Express trains that go over long distances are nothing like the city commuter trains that are notoriously overcrowded. Think more of the trains of Wes Anderson’s “Darjeeling Express”.
While they aren’t as crowded as commuter trains, it is India and there are a lot of people no matter where you go. So it is best to get a sleeper car and to travel first or second class.
I have many memories of riding the express trains from Bombay to Gujarat.
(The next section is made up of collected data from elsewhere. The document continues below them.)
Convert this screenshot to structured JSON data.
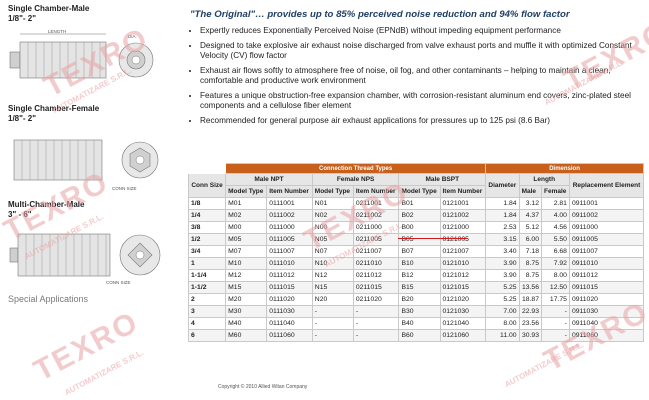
{
  "left": {
    "product1": {
      "title": "Single Chamber-Male",
      "size": "1/8\"- 2\"",
      "length_label": "LENGTH",
      "dia_label": "DIA."
    },
    "product2": {
      "title": "Single Chamber-Female",
      "size": "1/8\"- 2\"",
      "conn_label": "CONN SIZE"
    },
    "product3": {
      "title": "Multi-Chamber-Male",
      "size": "3\" - 6\"",
      "conn_label": "CONN SIZE"
    },
    "special_applications": "Special Applications"
  },
  "headline": "\"The Original\"… provides up to 85% perceived noise reduction and 94% flow factor",
  "bullets": [
    "Expertly reduces Exponentially Perceived Noise (EPNdB) without impeding equipment performance",
    "Designed to take explosive air exhaust noise discharged from valve exhaust ports and muffle it with optimized Constant Velocity (CV) flow factor",
    "Exhaust air flows softly to atmosphere free of noise, oil fog, and other contaminants – helping to maintain a clean, comfortable and productive work environment",
    "Features a unique obstruction-free expansion chamber, with corrosion-resistant aluminum end covers, zinc-plated steel components and a cellulose fiber element",
    "Recommended for general purpose air exhaust applications for pressures up to 125 psi (8.6 Bar)"
  ],
  "table": {
    "band_connection": "Connection Thread Types",
    "band_dimension": "Dimension",
    "conn_size": "Conn Size",
    "male_npt": "Male NPT",
    "female_nps": "Female NPS",
    "male_bspt": "Male BSPT",
    "diameter": "Diameter",
    "length": "Length",
    "replacement": "Replacement Element",
    "model_type": "Model Type",
    "item_number": "Item Number",
    "male": "Male",
    "female": "Female",
    "rows": [
      {
        "size": "1/8",
        "npt_m": "M01",
        "npt_i": "0111001",
        "nps_m": "N01",
        "nps_i": "0211001",
        "bspt_m": "B01",
        "bspt_i": "0121001",
        "dia": "1.84",
        "lm": "3.12",
        "lf": "2.81",
        "rep": "0911001"
      },
      {
        "size": "1/4",
        "npt_m": "M02",
        "npt_i": "0111002",
        "nps_m": "N02",
        "nps_i": "0211002",
        "bspt_m": "B02",
        "bspt_i": "0121002",
        "dia": "1.84",
        "lm": "4.37",
        "lf": "4.00",
        "rep": "0911002"
      },
      {
        "size": "3/8",
        "npt_m": "M00",
        "npt_i": "0111000",
        "nps_m": "N00",
        "nps_i": "0211000",
        "bspt_m": "B00",
        "bspt_i": "0121000",
        "dia": "2.53",
        "lm": "5.12",
        "lf": "4.56",
        "rep": "0911000"
      },
      {
        "size": "1/2",
        "npt_m": "M05",
        "npt_i": "0111005",
        "nps_m": "N05",
        "nps_i": "0211005",
        "bspt_m": "B05",
        "bspt_i": "0121005",
        "dia": "3.15",
        "lm": "6.00",
        "lf": "5.50",
        "rep": "0911005"
      },
      {
        "size": "3/4",
        "npt_m": "M07",
        "npt_i": "0111007",
        "nps_m": "N07",
        "nps_i": "0211007",
        "bspt_m": "B07",
        "bspt_i": "0121007",
        "dia": "3.40",
        "lm": "7.18",
        "lf": "6.68",
        "rep": "0911007"
      },
      {
        "size": "1",
        "npt_m": "M10",
        "npt_i": "0111010",
        "nps_m": "N10",
        "nps_i": "0211010",
        "bspt_m": "B10",
        "bspt_i": "0121010",
        "dia": "3.90",
        "lm": "8.75",
        "lf": "7.92",
        "rep": "0911010"
      },
      {
        "size": "1-1/4",
        "npt_m": "M12",
        "npt_i": "0111012",
        "nps_m": "N12",
        "nps_i": "0211012",
        "bspt_m": "B12",
        "bspt_i": "0121012",
        "dia": "3.90",
        "lm": "8.75",
        "lf": "8.00",
        "rep": "0911012"
      },
      {
        "size": "1-1/2",
        "npt_m": "M15",
        "npt_i": "0111015",
        "nps_m": "N15",
        "nps_i": "0211015",
        "bspt_m": "B15",
        "bspt_i": "0121015",
        "dia": "5.25",
        "lm": "13.56",
        "lf": "12.50",
        "rep": "0911015"
      },
      {
        "size": "2",
        "npt_m": "M20",
        "npt_i": "0111020",
        "nps_m": "N20",
        "nps_i": "0211020",
        "bspt_m": "B20",
        "bspt_i": "0121020",
        "dia": "5.25",
        "lm": "18.87",
        "lf": "17.75",
        "rep": "0911020"
      },
      {
        "size": "3",
        "npt_m": "M30",
        "npt_i": "0111030",
        "nps_m": "-",
        "nps_i": "-",
        "bspt_m": "B30",
        "bspt_i": "0121030",
        "dia": "7.00",
        "lm": "22.93",
        "lf": "-",
        "rep": "0911030"
      },
      {
        "size": "4",
        "npt_m": "M40",
        "npt_i": "0111040",
        "nps_m": "-",
        "nps_i": "-",
        "bspt_m": "B40",
        "bspt_i": "0121040",
        "dia": "8.00",
        "lm": "23.56",
        "lf": "-",
        "rep": "0911040"
      },
      {
        "size": "6",
        "npt_m": "M60",
        "npt_i": "0111060",
        "nps_m": "-",
        "nps_i": "-",
        "bspt_m": "B60",
        "bspt_i": "0121060",
        "dia": "11.00",
        "lm": "30.93",
        "lf": "-",
        "rep": "0911060"
      }
    ]
  },
  "copyright": "Copyright © 2010 Allied Witan Company",
  "watermark": {
    "brand": "TEXRO",
    "sub": "AUTOMATIZARE S.R.L."
  },
  "colors": {
    "band": "#c8601b",
    "headline": "#1f3f66",
    "watermark": "#e8a3a6"
  }
}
One train journey is so vivid in my mind almost twenty years later. My mom, my brother and I were in Gujarat visiting family and decided we would take a train from Nadiad to Ahmedabad. We were rushing to get on the train and missed the announcement that the train platform had changed. We got on the wrong train going in the wrong direction. Instead of going north, we went east toward Godhra, where ethnic tensions had recently flared up.
My mom, my brother and I all got into the women’s compartment. My brother was still young enough to join us there. Women’s compartments exist in India to protect women from the frequent harassment that occurs in mixed compartments. This is one of the rules in India that people actually pay attention to.
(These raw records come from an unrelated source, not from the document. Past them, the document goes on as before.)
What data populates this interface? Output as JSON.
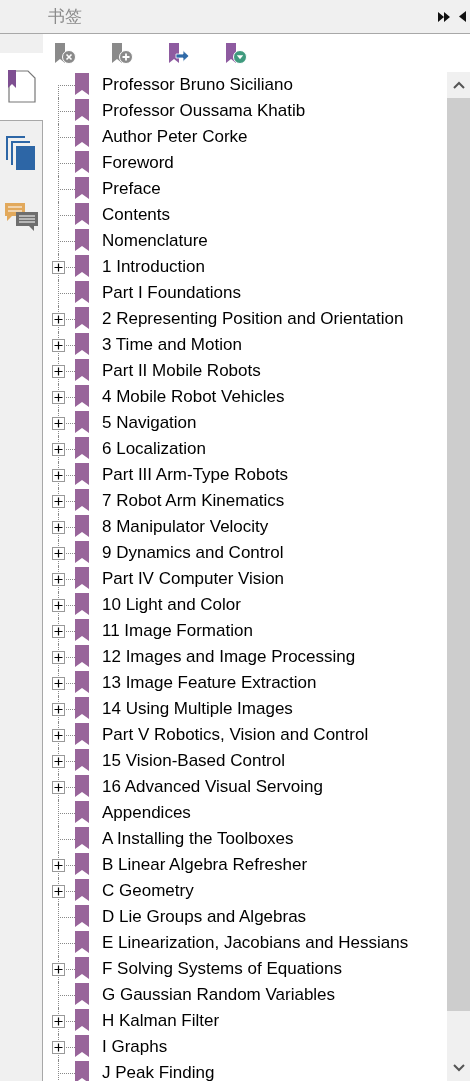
{
  "panel": {
    "title": "书签"
  },
  "side_tabs": [
    {
      "kind": "page",
      "selected": true
    },
    {
      "kind": "pages",
      "selected": false
    },
    {
      "kind": "comments",
      "selected": false
    }
  ],
  "toolbar": [
    {
      "kind": "delete"
    },
    {
      "kind": "add"
    },
    {
      "kind": "goto"
    },
    {
      "kind": "options"
    }
  ],
  "bookmarks": [
    {
      "label": "Professor Bruno Siciliano",
      "expandable": false
    },
    {
      "label": "Professor Oussama Khatib",
      "expandable": false
    },
    {
      "label": "Author Peter Corke",
      "expandable": false
    },
    {
      "label": "Foreword",
      "expandable": false
    },
    {
      "label": "Preface",
      "expandable": false
    },
    {
      "label": "Contents",
      "expandable": false
    },
    {
      "label": "Nomenclature",
      "expandable": false
    },
    {
      "label": "1 Introduction",
      "expandable": true
    },
    {
      "label": "Part I Foundations",
      "expandable": false
    },
    {
      "label": "2 Representing Position and Orientation",
      "expandable": true
    },
    {
      "label": "3 Time and Motion",
      "expandable": true
    },
    {
      "label": "Part II Mobile Robots",
      "expandable": true
    },
    {
      "label": "4 Mobile Robot Vehicles",
      "expandable": true
    },
    {
      "label": "5 Navigation",
      "expandable": true
    },
    {
      "label": "6 Localization",
      "expandable": true
    },
    {
      "label": "Part III Arm-Type Robots",
      "expandable": true
    },
    {
      "label": "7 Robot Arm Kinematics",
      "expandable": true
    },
    {
      "label": "8 Manipulator Velocity",
      "expandable": true
    },
    {
      "label": "9 Dynamics and Control",
      "expandable": true
    },
    {
      "label": "Part IV Computer Vision",
      "expandable": true
    },
    {
      "label": "10 Light and Color",
      "expandable": true
    },
    {
      "label": "11 Image Formation",
      "expandable": true
    },
    {
      "label": "12 Images and Image Processing",
      "expandable": true
    },
    {
      "label": "13 Image Feature Extraction",
      "expandable": true
    },
    {
      "label": "14 Using Multiple Images",
      "expandable": true
    },
    {
      "label": "Part V Robotics, Vision and Control",
      "expandable": true
    },
    {
      "label": "15 Vision-Based Control",
      "expandable": true
    },
    {
      "label": "16 Advanced Visual Servoing",
      "expandable": true
    },
    {
      "label": "Appendices",
      "expandable": false
    },
    {
      "label": "A Installing the Toolboxes",
      "expandable": false
    },
    {
      "label": "B Linear Algebra Refresher",
      "expandable": true
    },
    {
      "label": "C Geometry",
      "expandable": true
    },
    {
      "label": "D Lie Groups and Algebras",
      "expandable": false
    },
    {
      "label": "E Linearization, Jacobians and Hessians",
      "expandable": false
    },
    {
      "label": "F Solving Systems of Equations",
      "expandable": true
    },
    {
      "label": "G Gaussian Random Variables",
      "expandable": false
    },
    {
      "label": "H Kalman Filter",
      "expandable": true
    },
    {
      "label": "I Graphs",
      "expandable": true
    },
    {
      "label": "J Peak Finding",
      "expandable": false
    }
  ]
}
The women’s compartment was pretty crowded that day, there must have been a hundred women packed into the car. But there was one woman there with her grown son and her husband. Everyone just stared at them, but nobody was saying anything. I watched my mom become more and more furious at them. Finally, she she said to the woman, “do you realize this is the women’s compartment?”
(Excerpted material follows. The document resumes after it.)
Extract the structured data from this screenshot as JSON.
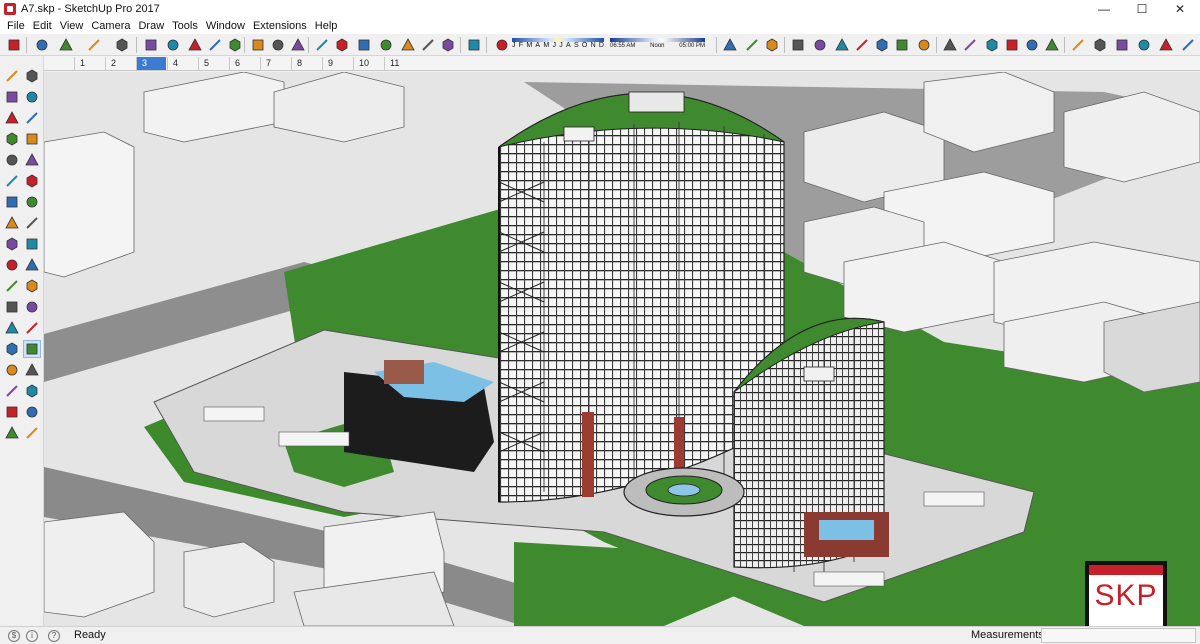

“Do you own this train,” the woman yelled back at her.
“Do these people qualify as ladies?” my mom said.
They went back and forth and back and forth, and that woman said horrible dirty things to my mother. My mom kept yelling back at her, but “You are a fighter cock” (an expression for someone who is always picking fights) was the worst she could say. That woman’s son ended up leaving the compartment, probably because he was so embarrassed, but the husband shamelessly stayed!
I thought my mom was awesome for doing that. There were a hundred women in that compartment and nobody else said anything. Even though in India this is a terrible thing to do, because they created these women’s compartments specifically because men harass women in general compartments. They were created to be a safe place for women to travel and this family violated that. It is a widely respected rule that is rarely violated.
One notable feature of the express trains is the vendors. At certain stations where the train customarily stopped for a little longer, vendors would get on the train and offer bhel, chai, peanuts, and other snacks from the aisles. On other stations where the stops were quick, the vendors would sell to you through the windows. Even for shorter trips, we would always get something.
But with the crowding of the trains, and this being India, it is no surprise that the restrooms are unpleasant. So my mom taught us to take care to consume as little water as possible. In order to avoid us asking for the restroom, we did not drink soft drinks or chai on these trips. We had hard candy and one bottle of water to sip from but there was no chugging allowed, and we wouldn’t eat anything with much water content in it. So wet bhel was out, and dry bhel was in. Even though I prefer wet bhel, dry bhel is pretty good, and always takes me back to these train rides.
- 1 cup mamra puffed rice
- 1 tbsp chopped raw unripened mango
- 1 tbsp chopped red onion
- ¼ tsp dry green chutney recipe below
- 1 tbsp chopped cilantro
- 10 toasted peanuts
- 2 tbsp bhel sev
- 4 puris (broken)
- 2 whole puris
- A squeeze of fresh lemon juice
- It is usually best to lightly toast the mumra (puffed rice) a little before using it. Just spread it out on a backing sheet and put it in a 250 degree oven for about 10 minutes. This just helps to freshen it up a bit, it should not be toasted so much as to brown.
- Mix all of the dry ingredients together, and top with a squeeze of lemon juice. Serve immediately.
If you are looking for mamra in an Indian store, it can be spelled “mamra” or “mumra”.